Flowers, herb gardens, and you love nature's animals? Call a florist for home delivery. Hydroponic herb gardens. Get pets. Preferably the ones you don't need to walk outdoors with, so cats rather than dogs, and gold fish. Birds, creek sounds? You can have caged birds indoors (so that they don't s*** on your head), and a white sound machine. Alexa will play for you any outdoorsy sounds you may possibly want.

Jogging, exercising? Treadmills. Peloton machines. The Mirror machine. Easy peasy lemon squeezy.
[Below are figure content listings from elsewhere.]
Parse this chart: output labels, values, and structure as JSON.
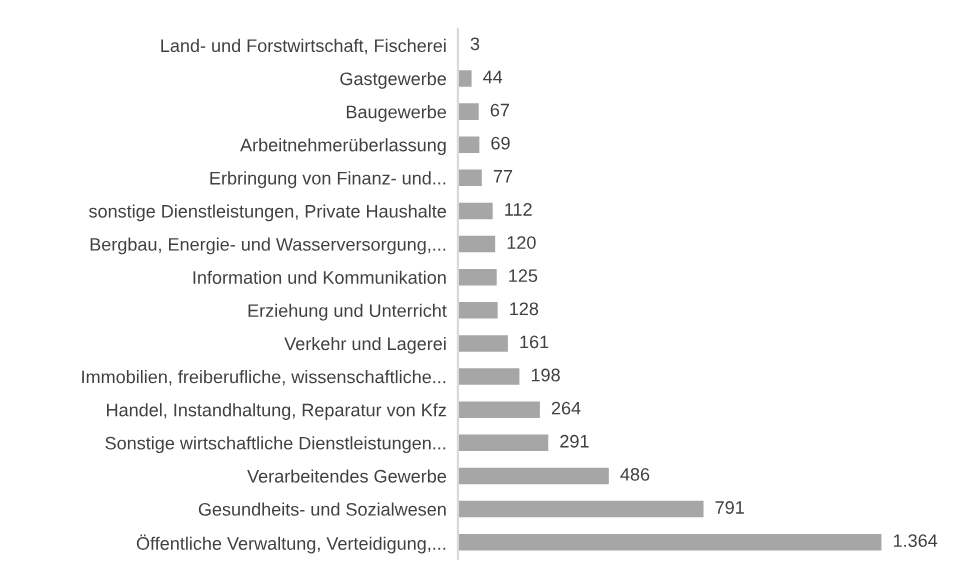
{
  "chart_data": {
    "type": "bar",
    "orientation": "horizontal",
    "color": "#a6a6a6",
    "grid": false,
    "legend": false,
    "categories": [
      "Land- und Forstwirtschaft, Fischerei",
      "Gastgewerbe",
      "Baugewerbe",
      "Arbeitnehmerüberlassung",
      "Erbringung von Finanz- und...",
      "sonstige Dienstleistungen, Private Haushalte",
      "Bergbau, Energie- und Wasserversorgung,...",
      "Information und Kommunikation",
      "Erziehung und Unterricht",
      "Verkehr und Lagerei",
      "Immobilien, freiberufliche, wissenschaftliche...",
      "Handel, Instandhaltung, Reparatur von Kfz",
      "Sonstige wirtschaftliche Dienstleistungen...",
      "Verarbeitendes Gewerbe",
      "Gesundheits- und Sozialwesen",
      "Öffentliche Verwaltung, Verteidigung,..."
    ],
    "values": [
      3,
      44,
      67,
      69,
      77,
      112,
      120,
      125,
      128,
      161,
      198,
      264,
      291,
      486,
      791,
      1364
    ],
    "value_labels": [
      "3",
      "44",
      "67",
      "69",
      "77",
      "112",
      "120",
      "125",
      "128",
      "161",
      "198",
      "264",
      "291",
      "486",
      "791",
      "1.364"
    ]
  }
}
Cabin fever? Go for a ride in your car, hopefully with good AC/heating and cabin HEPA filter. Get to a drive-in movie theater. As soon as the cabin fever dissipates, rush rush, drive back to the safety and comfort of your indoors.

-----------

Have you seen those headhunter messages when one is trying to recruit you to some job? They will tout the location of the new job, and some will say "great outdoors activities." Translation = middle of nowhere.

-----------

I think I've thoroughly demonstrated the vast superiority of the indoors over the outdoors, and how to simulate indoors the few and rare advantages of outdoor living. Going outside is folly. Folly, I'll tell ya. That's stuff for crazy and imprudent people.

laugh

Last edited by GreatNewsTonight; 05/11/20 05:09 PM.

Please take COVID-19 seriously; don't panic but don't deny it; practice social distancing (stay 6ft from people); wash your hands a lot, don't touch your face, don't gather with too many people, so that you help us contain it.